On Fri, Aug 26, 2022 at 10:58:38AM +0200, Claudio Jeker wrote:
> Noticed on a route collector with >100 full feeds and well 80Mio prefixes.
> On startup the RDE slurps in a lot of messages and then slowly processes
> them. Those are mostly IMSG_UDPATE but the current code also queues
> IMSG_SESSION_DOWN, IMSG_SESSION_UP and the graceful restart imsgs.
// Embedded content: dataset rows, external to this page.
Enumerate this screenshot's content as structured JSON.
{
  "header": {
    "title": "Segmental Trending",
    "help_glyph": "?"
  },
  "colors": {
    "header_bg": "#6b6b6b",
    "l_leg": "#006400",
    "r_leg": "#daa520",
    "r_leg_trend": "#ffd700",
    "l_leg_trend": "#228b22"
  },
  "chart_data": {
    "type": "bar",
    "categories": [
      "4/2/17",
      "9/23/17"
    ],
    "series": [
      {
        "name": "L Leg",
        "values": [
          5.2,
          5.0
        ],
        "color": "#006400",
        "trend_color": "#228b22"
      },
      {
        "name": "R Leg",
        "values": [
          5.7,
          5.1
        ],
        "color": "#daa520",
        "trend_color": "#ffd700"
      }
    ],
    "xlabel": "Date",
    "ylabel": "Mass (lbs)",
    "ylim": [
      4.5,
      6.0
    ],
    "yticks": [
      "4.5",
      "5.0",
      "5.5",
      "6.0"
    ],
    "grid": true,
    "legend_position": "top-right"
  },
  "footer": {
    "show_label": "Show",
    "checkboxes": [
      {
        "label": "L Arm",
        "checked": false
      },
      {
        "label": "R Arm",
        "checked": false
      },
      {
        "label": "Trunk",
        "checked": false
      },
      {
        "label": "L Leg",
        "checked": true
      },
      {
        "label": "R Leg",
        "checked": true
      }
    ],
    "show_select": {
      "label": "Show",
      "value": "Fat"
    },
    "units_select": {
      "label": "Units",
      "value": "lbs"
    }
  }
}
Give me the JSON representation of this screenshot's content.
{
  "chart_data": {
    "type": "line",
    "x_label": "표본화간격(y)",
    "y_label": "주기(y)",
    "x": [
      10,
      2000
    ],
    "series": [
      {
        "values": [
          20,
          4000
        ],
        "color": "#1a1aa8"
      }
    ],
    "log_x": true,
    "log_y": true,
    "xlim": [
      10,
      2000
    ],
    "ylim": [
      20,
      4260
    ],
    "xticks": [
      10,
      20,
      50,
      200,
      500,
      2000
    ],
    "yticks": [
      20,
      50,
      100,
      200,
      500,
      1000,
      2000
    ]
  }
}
> It does not queue IMSG_SESSION_ADD and this is a problem.
>
> If the queue of a neighbor is long then an IMSG_SESSION_DOWN can be
> delayed after processing the IMSG_SESSION_ADD which is sent when the
> session is reestablished. The result is that a peer is removed in the
> RDE that is actually active. Most noticable is that the log is filled
> with "rde_dispatch: unknown peer id XYZ".
>
> To solve this issue IMSG_SESSION_DOWN needs to be called immeditatly.
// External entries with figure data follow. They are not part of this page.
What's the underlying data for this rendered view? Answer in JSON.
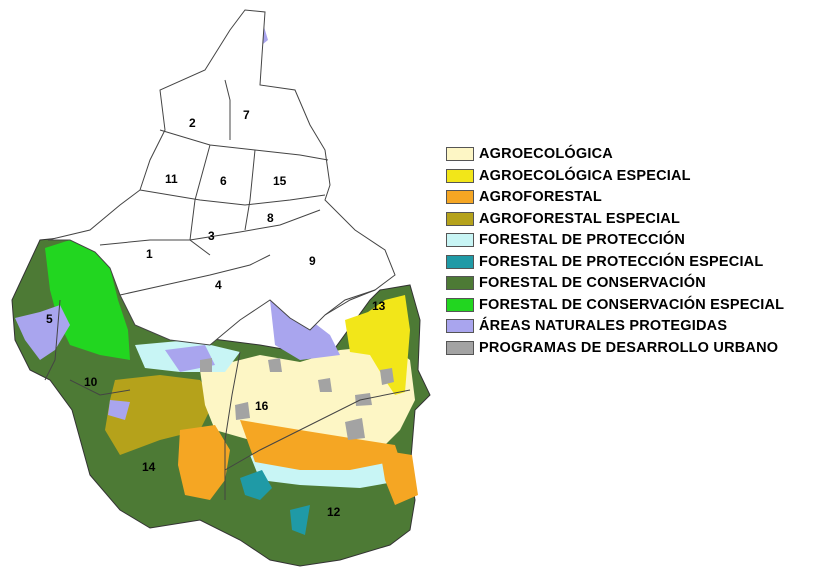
{
  "map": {
    "districts": [
      {
        "id": "1",
        "label": "1"
      },
      {
        "id": "2",
        "label": "2"
      },
      {
        "id": "3",
        "label": "3"
      },
      {
        "id": "4",
        "label": "4"
      },
      {
        "id": "5",
        "label": "5"
      },
      {
        "id": "6",
        "label": "6"
      },
      {
        "id": "7",
        "label": "7"
      },
      {
        "id": "8",
        "label": "8"
      },
      {
        "id": "9",
        "label": "9"
      },
      {
        "id": "10",
        "label": "10"
      },
      {
        "id": "11",
        "label": "11"
      },
      {
        "id": "12",
        "label": "12"
      },
      {
        "id": "13",
        "label": "13"
      },
      {
        "id": "14",
        "label": "14"
      },
      {
        "id": "15",
        "label": "15"
      },
      {
        "id": "16",
        "label": "16"
      }
    ]
  },
  "legend": {
    "items": [
      {
        "label": "AGROECOLÓGICA",
        "color": "#fdf6c5"
      },
      {
        "label": "AGROECOLÓGICA ESPECIAL",
        "color": "#f2e619"
      },
      {
        "label": "AGROFORESTAL",
        "color": "#f5a623"
      },
      {
        "label": "AGROFORESTAL ESPECIAL",
        "color": "#b5a21b"
      },
      {
        "label": "FORESTAL DE PROTECCIÓN",
        "color": "#c8f5f5"
      },
      {
        "label": "FORESTAL DE PROTECCIÓN ESPECIAL",
        "color": "#1f9aa6"
      },
      {
        "label": "FORESTAL DE CONSERVACIÓN",
        "color": "#4d7a35"
      },
      {
        "label": "FORESTAL DE CONSERVACIÓN ESPECIAL",
        "color": "#22d620"
      },
      {
        "label": "ÁREAS NATURALES PROTEGIDAS",
        "color": "#a9a5ee"
      },
      {
        "label": "PROGRAMAS DE DESARROLLO URBANO",
        "color": "#a3a3a3"
      }
    ]
  }
}
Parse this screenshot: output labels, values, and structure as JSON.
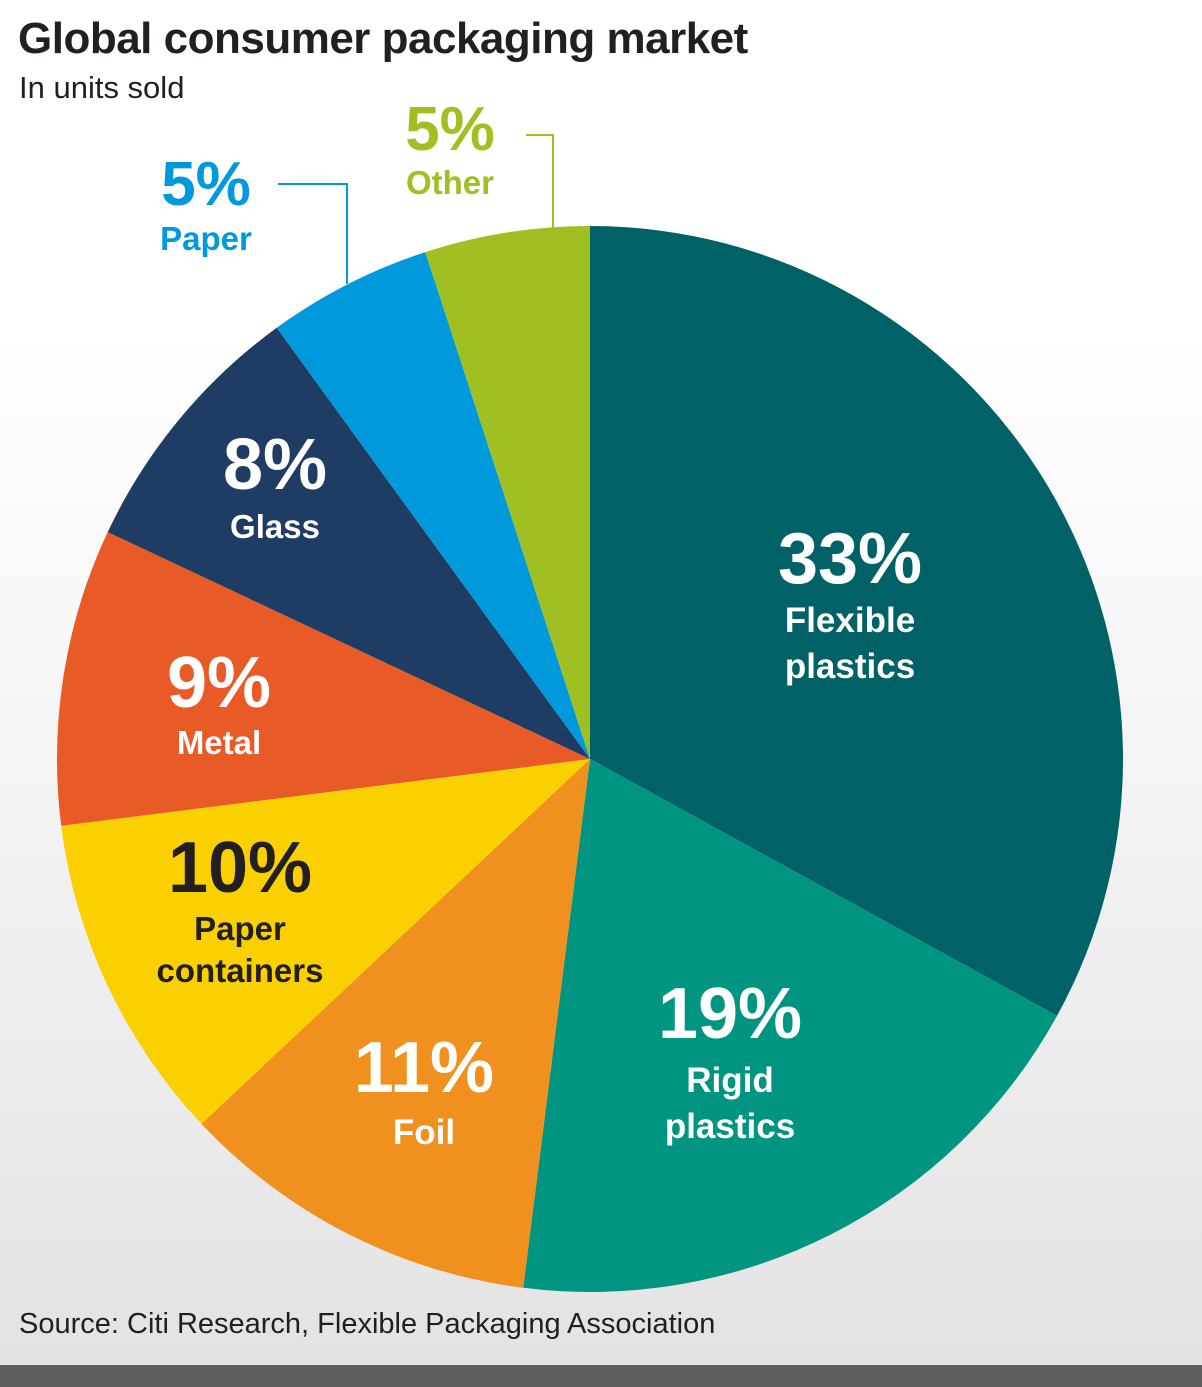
{
  "header": {
    "title": "Global consumer packaging market",
    "subtitle": "In units sold"
  },
  "footer": {
    "source": "Source: Citi Research, Flexible Packaging Association"
  },
  "chart_data": {
    "type": "pie",
    "title": "Global consumer packaging market",
    "subtitle": "In units sold",
    "start": "12 o'clock",
    "direction": "clockwise",
    "slices": [
      {
        "label": "Flexible plastics",
        "label_lines": [
          "Flexible",
          "plastics"
        ],
        "value": 33,
        "pct_text": "33%",
        "color": "#006266",
        "text_color": "#ffffff"
      },
      {
        "label": "Rigid plastics",
        "label_lines": [
          "Rigid",
          "plastics"
        ],
        "value": 19,
        "pct_text": "19%",
        "color": "#009580",
        "text_color": "#ffffff"
      },
      {
        "label": "Foil",
        "label_lines": [
          "Foil"
        ],
        "value": 11,
        "pct_text": "11%",
        "color": "#f0901e",
        "text_color": "#ffffff"
      },
      {
        "label": "Paper containers",
        "label_lines": [
          "Paper",
          "containers"
        ],
        "value": 10,
        "pct_text": "10%",
        "color": "#fad000",
        "text_color": "#231f20"
      },
      {
        "label": "Metal",
        "label_lines": [
          "Metal"
        ],
        "value": 9,
        "pct_text": "9%",
        "color": "#e85a26",
        "text_color": "#ffffff"
      },
      {
        "label": "Glass",
        "label_lines": [
          "Glass"
        ],
        "value": 8,
        "pct_text": "8%",
        "color": "#1f3c64",
        "text_color": "#ffffff"
      },
      {
        "label": "Paper",
        "label_lines": [
          "Paper"
        ],
        "value": 5,
        "pct_text": "5%",
        "color": "#0099dc",
        "text_color": "#0099dc",
        "callout": true
      },
      {
        "label": "Other",
        "label_lines": [
          "Other"
        ],
        "value": 5,
        "pct_text": "5%",
        "color": "#9fbf22",
        "text_color": "#9fbf22",
        "callout": true
      }
    ]
  }
}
> For graceful restart the same is required. In the graceful restart case
> two messages indicate a session reset (IMSG_SESSION_STALE and the new
> IMSG_SESSION_NOGRACE). Depending on the AFI/SAFI settings in the GR
> capability either one or the other is sent when the session is reset.
>
> For the above 3 messages the RDE should stop all rib dump runners and more
> importantly flush the peer imsg queue. All those queued messages no longer
> matter.
>
> IMSG_SESSION_UP could still be handled through the queue since it is the
> first message sent after IMSG_SESSION_ADD. But I decided to also handle it
> immediatly.
>
> The graceful restart imsgs IMSG_SESSION_FLUSH and IMSG_SESSION_RESTARTED
> are there to clean up stale routes (either after a timeout or a successful
> restart). Again it is best to handle those messages immediately and clean
> up the RIB (even though a backlog of UPDATES may be present).
> In this case the imsg queue should not be flushed since there may be an
> active connection. Note: IMSG_SESSION_RESTARTED is sent based on an EoR
> marker from an IMSG_UPDATE (so it is delayed and in order because of that).
>
> With this only IMSG_UPDATE and IMSG_REFRESH are queued.
>
> I'm running this diff on the route collector and some test systems and it
> seems to solve the issue.
This reads fine to me. One comment:
> Index: rde_peer.c
> ===================================================================
> RCS file: /cvs/src/usr.sbin/bgpd/rde_peer.c,v
> retrieving revision 1.21
> diff -u -p -r1.21 rde_peer.c
> --- rde_peer.c 17 Aug 2022 15:15:26 -0000 1.21
> +++ rde_peer.c 26 Aug 2022 08:24:49 -0000
> @@ -194,7 +194,7 @@ peer_add(uint32_t id, struct peer_config
>
> if ((peer = peer_get(id))) {
> memcpy(&peer->conf, p_conf, sizeof(struct peer_config));
> - return (NULL);
> + return (peer);
In peer_init() there is a fatalx() that ensures that PEER_ID_SELF is
not present in the peer list. This no longer works with this change.
I can't tell if this sanity check is important or whether it can go.